Mogadishu, Somalia — As I waited for my ride to collect me from the Mogadishu airport, an officer told me an apocryphal tale: A starving goat, blind from hunger, mistook a baby wrapped in a green cloth for grass and bit off a mouthful of emaciated flesh from the baby’s upper arm. The baby’s anguished cry brought the mother to her knees and she wept in prayer. The next day, a friend I met in Mogadishu repeated a variation of the same tale.
I saw the story as encapsulating much of what everyone needs to know about the goat-eats-baby severity of the current famine in the Somali Peninsula, with more than six million affected, crops wasting away, livestock dead or dying, water and foods scarce. Cholera, typhoid and meningitis finish the job that prolonged hunger has started.
The entwining of wars and famine has multiplied the magnitude of deaths among Somalia’s farmers and herders. More than half a million Somalis have been displaced since November 2016 by drought and desperate hunger, according to the United States Department of State. They have sought solace in refugee camps on the edges of Mogadishu and other towns. Somalia already had about 1.1 million internally displaced people.
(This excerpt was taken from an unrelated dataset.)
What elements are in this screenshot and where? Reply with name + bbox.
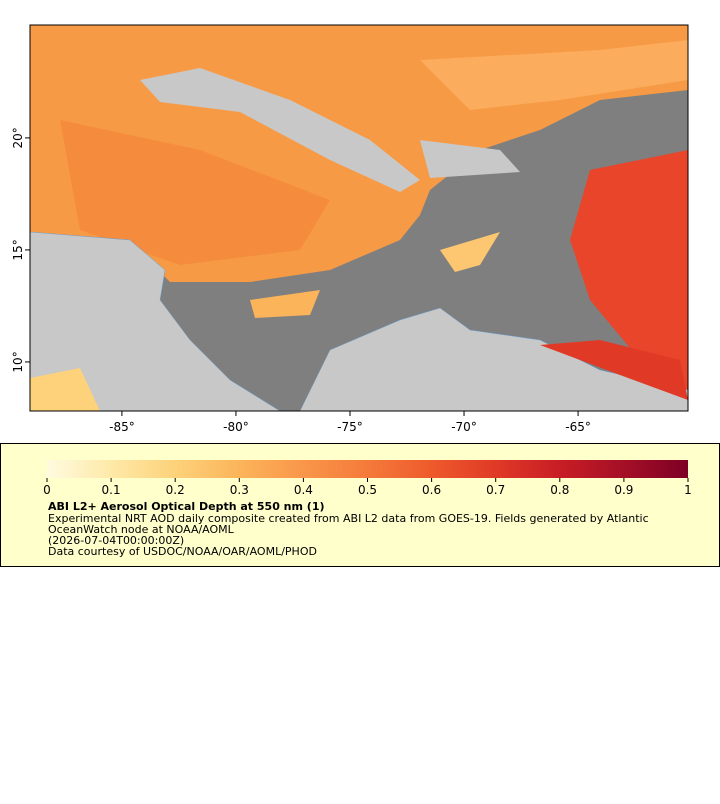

The families at the internally displaced people’s camps had left their scorched farms and walked numerous miles in punishing heat, across land stripped of vegetation. Parents go mad with despair at the sight of their babies dying from hunger, thirst or both. Hunger affects children’s memories. More than a million children are projected to be malnourished in Somalia, according to the United Nations Children’s Fund.
Memories of older famines returned. In 1974, I lived in Somalia when the rains failed and a drought worked itself into a famine. Our destitute relatives, who had lost several children and their beasts to the famine, turned up at our doorstep.